LINKS: "We"? - Not PC (Peter Cresswell)
Cue Card Libertarianism - Individualism - Not PC (Peter Cresswell
Nature v nurture: character is all - Not PC (Peter Cresswell

RELATED: Racism, Maoritanga, New Zealand, Ethics

9 comments:

KG said...

A-bloody-men!

Anonymous said...

Well said PC

have you tried submitting your stronger posts, like this one, to newspapers ready to run as editorials?

Peter Cresswell said...

You really think 'Te Herald' would run this?

Paula said...

People ARE all the same! I get hits from Haifa and Teheran, not looking for political commentary, but that pic of Demi Moore I posted way back when.

Libertyscott said...

Absolutely brilliantly put. The notion that race makes people "different" is the same quackery that Hitler propagated.

The fundamental point being quite right - how you act is a choice.

You have no choice as to how others act towards you, but you can choose your response.

Anonymous said...

One of your best, PC.

In light of all these excuses, was there any mention of the police being any closer to actually arresting somebody in the Kahui case?

Owen McShane said...

Smart Growth leads to unaffordable housing which leads to overcrowding which leads to party houses which leads to kahui killings.
So let's blame the ARC.
It makes more sense.

Anonymous said...

Excellent posting.

Cultural relativism is the racism of today.
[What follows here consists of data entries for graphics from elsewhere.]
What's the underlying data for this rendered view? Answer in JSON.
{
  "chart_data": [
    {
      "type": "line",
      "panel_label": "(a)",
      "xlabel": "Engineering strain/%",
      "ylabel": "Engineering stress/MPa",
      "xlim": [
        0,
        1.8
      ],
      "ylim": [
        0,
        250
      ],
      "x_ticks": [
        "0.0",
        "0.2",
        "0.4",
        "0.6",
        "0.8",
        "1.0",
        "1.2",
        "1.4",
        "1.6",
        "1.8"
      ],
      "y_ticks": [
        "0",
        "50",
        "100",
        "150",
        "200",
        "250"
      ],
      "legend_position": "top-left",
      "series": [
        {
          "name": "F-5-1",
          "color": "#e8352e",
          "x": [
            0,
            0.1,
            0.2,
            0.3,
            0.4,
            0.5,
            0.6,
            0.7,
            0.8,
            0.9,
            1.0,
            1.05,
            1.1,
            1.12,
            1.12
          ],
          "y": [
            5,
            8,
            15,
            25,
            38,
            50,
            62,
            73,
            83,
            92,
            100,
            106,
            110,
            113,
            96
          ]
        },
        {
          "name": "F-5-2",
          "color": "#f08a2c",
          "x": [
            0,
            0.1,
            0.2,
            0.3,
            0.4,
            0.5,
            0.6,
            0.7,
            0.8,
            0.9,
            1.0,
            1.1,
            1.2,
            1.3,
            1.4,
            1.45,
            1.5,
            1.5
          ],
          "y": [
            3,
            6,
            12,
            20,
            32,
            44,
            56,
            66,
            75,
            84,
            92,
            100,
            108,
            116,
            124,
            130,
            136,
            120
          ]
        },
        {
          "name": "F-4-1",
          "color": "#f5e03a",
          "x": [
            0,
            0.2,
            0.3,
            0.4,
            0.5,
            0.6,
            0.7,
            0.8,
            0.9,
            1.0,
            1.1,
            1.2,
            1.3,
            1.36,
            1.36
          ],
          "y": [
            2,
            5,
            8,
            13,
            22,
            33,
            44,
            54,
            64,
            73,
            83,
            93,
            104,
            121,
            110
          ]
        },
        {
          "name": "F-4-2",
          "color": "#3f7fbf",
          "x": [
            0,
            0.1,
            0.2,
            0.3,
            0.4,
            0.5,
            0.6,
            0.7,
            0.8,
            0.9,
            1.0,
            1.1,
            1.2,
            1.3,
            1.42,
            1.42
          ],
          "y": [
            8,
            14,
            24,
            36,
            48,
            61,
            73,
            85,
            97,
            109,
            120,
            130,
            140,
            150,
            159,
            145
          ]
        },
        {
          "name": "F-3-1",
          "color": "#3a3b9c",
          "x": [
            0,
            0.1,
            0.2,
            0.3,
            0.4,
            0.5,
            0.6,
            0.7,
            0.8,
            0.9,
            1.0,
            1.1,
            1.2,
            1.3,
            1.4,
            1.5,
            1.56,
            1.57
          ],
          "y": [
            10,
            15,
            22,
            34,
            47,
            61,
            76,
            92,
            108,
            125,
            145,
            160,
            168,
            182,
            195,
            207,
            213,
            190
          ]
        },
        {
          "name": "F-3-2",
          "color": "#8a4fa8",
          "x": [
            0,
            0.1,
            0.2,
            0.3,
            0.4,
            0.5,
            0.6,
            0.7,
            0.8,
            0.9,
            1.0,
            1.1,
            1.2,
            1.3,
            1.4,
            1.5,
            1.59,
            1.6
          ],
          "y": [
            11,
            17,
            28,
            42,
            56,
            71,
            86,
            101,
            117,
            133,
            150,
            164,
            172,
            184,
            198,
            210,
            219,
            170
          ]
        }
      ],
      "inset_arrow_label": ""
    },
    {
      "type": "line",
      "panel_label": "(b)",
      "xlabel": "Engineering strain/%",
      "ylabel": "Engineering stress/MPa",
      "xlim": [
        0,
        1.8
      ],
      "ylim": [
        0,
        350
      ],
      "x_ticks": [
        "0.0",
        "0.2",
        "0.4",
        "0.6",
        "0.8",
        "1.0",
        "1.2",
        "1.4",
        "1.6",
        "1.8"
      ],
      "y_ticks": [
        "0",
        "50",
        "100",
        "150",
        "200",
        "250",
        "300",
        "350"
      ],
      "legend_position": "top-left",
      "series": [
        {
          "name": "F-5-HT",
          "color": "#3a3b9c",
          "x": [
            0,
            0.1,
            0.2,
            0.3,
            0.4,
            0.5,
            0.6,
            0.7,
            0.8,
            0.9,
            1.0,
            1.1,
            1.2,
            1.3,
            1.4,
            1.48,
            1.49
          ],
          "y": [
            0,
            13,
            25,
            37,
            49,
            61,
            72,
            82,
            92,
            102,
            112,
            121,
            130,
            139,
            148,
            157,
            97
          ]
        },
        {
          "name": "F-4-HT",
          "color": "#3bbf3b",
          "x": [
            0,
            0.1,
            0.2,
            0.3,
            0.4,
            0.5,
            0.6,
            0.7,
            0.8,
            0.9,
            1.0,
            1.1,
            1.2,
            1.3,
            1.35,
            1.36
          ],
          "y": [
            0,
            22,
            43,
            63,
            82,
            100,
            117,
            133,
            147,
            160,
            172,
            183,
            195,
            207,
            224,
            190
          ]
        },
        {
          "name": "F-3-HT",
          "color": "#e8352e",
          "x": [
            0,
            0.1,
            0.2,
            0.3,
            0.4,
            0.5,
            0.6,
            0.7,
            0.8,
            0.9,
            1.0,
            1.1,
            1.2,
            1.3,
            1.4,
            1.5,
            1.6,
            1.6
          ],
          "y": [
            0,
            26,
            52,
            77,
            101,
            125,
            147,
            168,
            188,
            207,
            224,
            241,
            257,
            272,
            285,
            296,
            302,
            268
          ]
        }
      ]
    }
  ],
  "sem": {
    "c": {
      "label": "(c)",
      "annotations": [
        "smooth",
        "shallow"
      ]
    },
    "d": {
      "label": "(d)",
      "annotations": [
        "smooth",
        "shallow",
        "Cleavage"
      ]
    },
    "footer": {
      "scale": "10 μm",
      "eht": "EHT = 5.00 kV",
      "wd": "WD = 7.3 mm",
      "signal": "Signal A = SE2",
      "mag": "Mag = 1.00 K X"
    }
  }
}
Nothing new really, just the premise that one's ideas [culture] are genetically determined, and therefore all of equal value. Such racists see any criticism of 'cultures' as a racist attack. The racism is however in their own premises. As you say Scott, Hitler would have agreed with the premise.

Such nonsense enjoys widespread support amoung academics, especially in education, so I agree PC, I doubt 'Te Herald' would run your article.

Ken

Anonymous said...

Excellent post. I have to agree with P.J. O'Rourke in his assertion that a Japanese raised in Riyadh would be an Arab. That's true. US born and raised leading female TV journalist for CBS Connie Chung behaves everything American and not Asian.

How about trying to submit it to the "Te Herald" in case they would be interested. They ("Te Herald") have published one of your articles in the past about 'getting rid of RMA' , so I assume that they will have a look at this one.